Effettivamente, il professore – che diceva di non comprendere la mia domanda – avrebbe potuto sottolineare che la potenza della matematica non risiede nelle intuizioni poetiche, quanto nella dimostrabilità logica di tutti i suoi asserti. Una valanga di proposizioni tra loro collegate, tutte rigorosamente dimostrate in modo logico (anche se ricordando Gödel, rimarrà sempre qualche proposizione non dimostrabile logicamente). Se cade una sola proposizione, cade tutta la matematica che contiene quella proposizione. Un effetto domino devastante. Nel caso contrario, se riesco a dimostrare una proposizione da cui ne conseguono molte altre, ho creato molta matematica.
Quindi, la logica è certamente fondamentale, ma per le scoperte non è sufficiente.
Un’area dell’intelligenza artificiale ricerca i modi di poter programmare una macchina in modo tale che possa creare autonomamente nuova conoscenza, ma ancora i risultati sono scarsi. La macchina è logica, ma non ha intuizioni, o mele che possa sentir cadere sulla sua testa.
C’è un aneddoto su David Hilbert (uno dei più grandi matematici di tutti i tempi), che può far comprendere meglio cosa intendo dire.
Un giorno gli dissero che un suo studente aveva abbandonato l’università per diventare un poeta. E Hilbert rispose “Non sono sorpreso. Non aveva abbastanza immaginazione per diventare un matematico.”

Foto di David Hilbert
Detto questo vorrei fare un piccolo esempio, con la semplicissima formula di Gauss, di cui avevamo già parlato in La semplicità del genio.
La somma dei primi N numeri interi positivi vale:
Somma= (N+1)* N/2
Se N= 100
Somma = 101 * 100/2 = 5050
Come ci si arriva in modo intuitivo?
1 + 100 = 101
2 + 99 = 101
3 + 98 = 101
…
49 + 52 = 101
50 + 51 = 101
Come possiamo osservare, c’è una struttura di base che si ripete. La somma tra alcune coppie di numeri dà il numero N (100) sommato ad 1. Questo succede per 50 volte, cioè N/2.
La scoperta non avviene attraverso la logica. E’ l’osservazione e l’intuizione che permettono quel salto tra l’ “ignorare qualcosa” e la sua conoscenza.
Così il piccolo Gauss ha trovato la formula. Quando poi il professore ha controllato la sua correttezza, non l’ha dimostrata, ma solo verificata.
Successivamente, per dimostrare la formula si può usare una dimostrazione che viene definita per induzione. E La dimostrazione per induzione è valida perché lo stabilisce la logica.
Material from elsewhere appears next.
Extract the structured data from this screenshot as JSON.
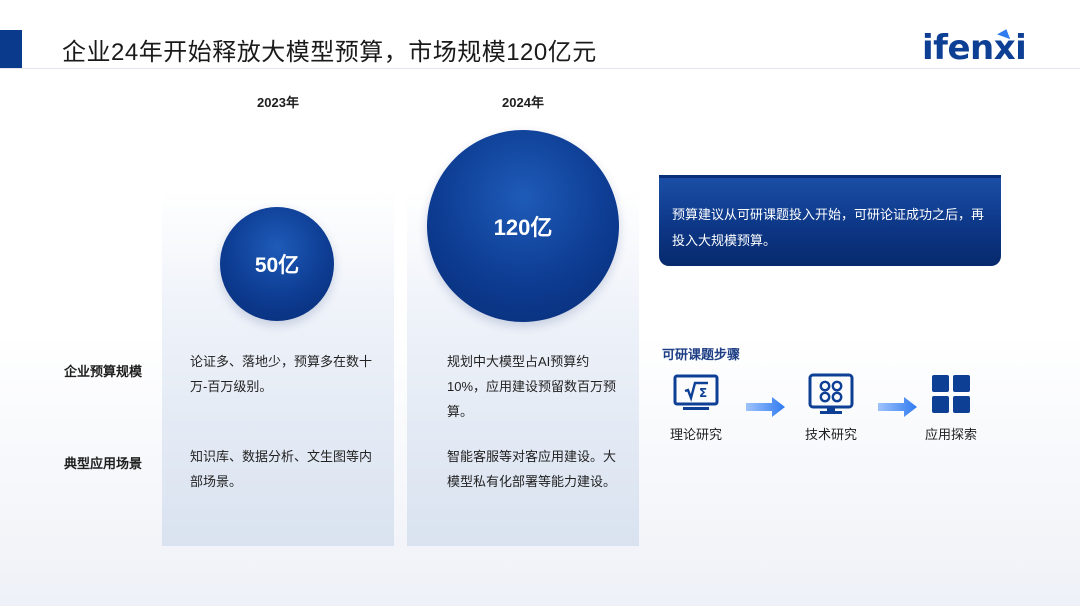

Quindi la logica è certamente fondamentale, ma non è l’unico essere vivente nel mondo della conoscenza.
Il matematico Ramanujan Srinivasa Aaiyangar è un esempio di come si possano fare scoperte sensazionali, con la pura intuizione.
Egli inventava le formule dal nulla, affermando che gliele consegnava una certa Dea. Non aveva una preparazione universitaria, ma studiava autonomamente in un povero villaggio dell’India, con quei pochi libri che riusciva a rimediare. Ciò nonostante, le formule di Ramanujan sono di straordinaria bellezza:

dove
è la sezione aurea.
“Ramanujan è stato uno dei più grandi matematici di tutti i tempi, al pari di Gauss o di Eulero, nonché un prodigio nelle capacità di calcolo: una specie di Mozart della matematica. Dotato di un talento straordinario per la teoria dei numeri, ha lasciato taccuini (Notebooks di Ramanujan) pieni di formule. Ancora oggi ci si chiede come abbia potuto scoprirle senza poterne dare delle vere dimostrazioni.”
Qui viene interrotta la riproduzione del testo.